= Peter Matthews (police officer) =

Sir Peter Jack Matthews (25 December 1917 – 6 January 2003) was a British police officer who rose to become chief constable of Suffolk Constabulary and the Surrey Police.

He was born at Blackridge, West Lothian, Scotland and educated at Blackridge Public School.

In 1937 he joined the Metropolitan Police, but during the Second World War was commissioned into the RAF in 1942 and flew as a pilot until demobilisation in 1946 with the rank of flight-lieutenant. He then returned to the Metropolitan Police to continue his career, rising to chief inspector in the early 1950s, and chief instructor at the Metropolitan Police Dog Training Establishment at Keston, Kent. Around that time he was seconded to the Cyprus Police, with a team of policemen and a pack of Alsatian dogs, with the task of detecting buried arms and ammunition during the EOKA crisis of 1955.

On his return to England he was appointed chief superintendent in charge of "P" Division, with headquarters at Catford. In 1965 he became Chief Constable of East Suffolk, and briefly continued as chief constable of Suffolk when the East Suffolk force merged with the West Suffolk and Ipswich forces in 1967 to create a single county constabulary.

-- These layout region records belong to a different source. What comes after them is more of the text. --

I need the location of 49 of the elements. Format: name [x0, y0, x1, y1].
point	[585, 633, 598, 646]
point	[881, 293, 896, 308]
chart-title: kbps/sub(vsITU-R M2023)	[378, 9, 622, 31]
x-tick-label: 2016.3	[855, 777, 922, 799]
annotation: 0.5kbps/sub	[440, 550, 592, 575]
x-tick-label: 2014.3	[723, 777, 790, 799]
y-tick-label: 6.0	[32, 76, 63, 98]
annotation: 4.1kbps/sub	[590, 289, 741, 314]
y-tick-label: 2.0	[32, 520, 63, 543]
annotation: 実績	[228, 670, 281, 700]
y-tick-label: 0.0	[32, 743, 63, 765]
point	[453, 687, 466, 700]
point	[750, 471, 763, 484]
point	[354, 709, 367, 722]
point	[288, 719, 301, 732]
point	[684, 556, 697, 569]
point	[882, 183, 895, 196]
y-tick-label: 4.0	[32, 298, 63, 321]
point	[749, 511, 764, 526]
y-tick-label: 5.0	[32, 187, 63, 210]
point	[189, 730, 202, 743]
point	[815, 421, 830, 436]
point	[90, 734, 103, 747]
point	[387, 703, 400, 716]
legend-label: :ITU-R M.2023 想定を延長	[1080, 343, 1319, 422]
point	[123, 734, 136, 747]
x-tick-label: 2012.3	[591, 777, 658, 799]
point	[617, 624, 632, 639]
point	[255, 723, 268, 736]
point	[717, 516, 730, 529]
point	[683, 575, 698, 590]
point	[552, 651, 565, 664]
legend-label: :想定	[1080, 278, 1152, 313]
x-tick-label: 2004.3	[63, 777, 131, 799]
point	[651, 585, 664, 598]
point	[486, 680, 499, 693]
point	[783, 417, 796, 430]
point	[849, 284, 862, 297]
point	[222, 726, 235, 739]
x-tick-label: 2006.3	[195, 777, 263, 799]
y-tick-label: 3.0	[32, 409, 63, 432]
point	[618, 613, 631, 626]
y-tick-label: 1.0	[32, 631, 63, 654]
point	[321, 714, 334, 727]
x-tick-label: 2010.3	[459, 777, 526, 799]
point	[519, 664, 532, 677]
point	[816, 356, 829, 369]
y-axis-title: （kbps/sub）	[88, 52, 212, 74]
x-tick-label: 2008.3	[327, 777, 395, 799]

In 1968 he was appointed chief constable of Surrey, a position he held until his retirement in 1982. During that time he took over as head of Operation Countryman, a major investigation into police corruption in the Metropolitan Police, from Assistant Chief Constable Leonard Burt of the Dorset Constabulary.

==Honours and awards==

- 1970: Awarded Queen's Police Medal
- 1974: Appointed Officer of the Order of the British Empire (OBE)
- 1978: Appointed Commander of the Royal Victorian Order (CVO)
- 1981: Knighted
- 1981: Appointed a Deputy Lieutenant of Surrey

==Private life==
He married, in 1944, Margaret Levett; they had one son.